The Added Uncertainty in Densitometry and CT Due to Fluctuating Material Distribution

X-ray based techniques, including densitometry and Computed Tomography (CT), are becoming more widely utilized for multiphase flows. These measurements are often implemented as time-averaged, or nominally time-resolved. In all but the fastest synchrotron or electron beam CT experiments, composition fluctuations at time scales beyond resolvable may be present. While it is commonly assumed that uncertainty arising from fluctuations in time can be mitigated by employing long averaging windows, analysis demonstrates that this assumption does not always hold.
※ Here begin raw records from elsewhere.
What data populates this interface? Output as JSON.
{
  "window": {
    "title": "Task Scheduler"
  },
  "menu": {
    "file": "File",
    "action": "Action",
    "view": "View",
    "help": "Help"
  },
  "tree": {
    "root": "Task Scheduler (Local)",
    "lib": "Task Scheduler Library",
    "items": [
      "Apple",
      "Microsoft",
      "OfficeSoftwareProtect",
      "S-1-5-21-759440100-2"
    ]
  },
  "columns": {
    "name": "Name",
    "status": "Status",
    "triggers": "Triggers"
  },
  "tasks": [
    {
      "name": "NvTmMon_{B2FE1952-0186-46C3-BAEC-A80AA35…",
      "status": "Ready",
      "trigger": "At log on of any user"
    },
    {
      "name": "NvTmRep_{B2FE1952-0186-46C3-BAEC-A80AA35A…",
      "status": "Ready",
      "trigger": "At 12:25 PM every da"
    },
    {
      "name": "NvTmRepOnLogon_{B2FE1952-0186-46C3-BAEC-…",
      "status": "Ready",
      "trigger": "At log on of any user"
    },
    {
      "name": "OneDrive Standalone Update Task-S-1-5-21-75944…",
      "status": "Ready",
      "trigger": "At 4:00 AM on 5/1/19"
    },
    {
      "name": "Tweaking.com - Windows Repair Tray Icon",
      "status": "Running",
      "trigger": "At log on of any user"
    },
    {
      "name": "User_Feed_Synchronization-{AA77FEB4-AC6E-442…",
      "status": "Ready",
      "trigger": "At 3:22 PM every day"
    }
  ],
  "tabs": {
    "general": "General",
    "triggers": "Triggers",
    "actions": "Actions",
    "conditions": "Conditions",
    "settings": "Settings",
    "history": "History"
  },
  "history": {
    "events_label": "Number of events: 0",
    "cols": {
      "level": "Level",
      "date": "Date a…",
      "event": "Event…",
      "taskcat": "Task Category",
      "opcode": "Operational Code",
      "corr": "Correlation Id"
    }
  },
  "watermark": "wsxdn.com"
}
For examples considered, we show that the bias error in volume fraction of gas (i.e., void fraction) caused by rapidly fluctuating domain composition in time-averaged 2D densitometry or 3D CT can be 10%. Fortunately, through understanding the nature of this error, one can bound the uncertainty in the measurement attributable to time-varying composition. With synthetic (simulated) data we illustrate the behavior of this uncertainty for both monochromatic and polychromatic X-ray sources, and subsequently show how it indeed manifests in experimental data in both 2D and 3D densitometry. Other scenarios of motion artifact and noise, which are sometimes perceived as analogous, are also considered. Unlike for the time-varying gas volume fraction case, we see that simple post-processing can alleviate much of the error in these cases.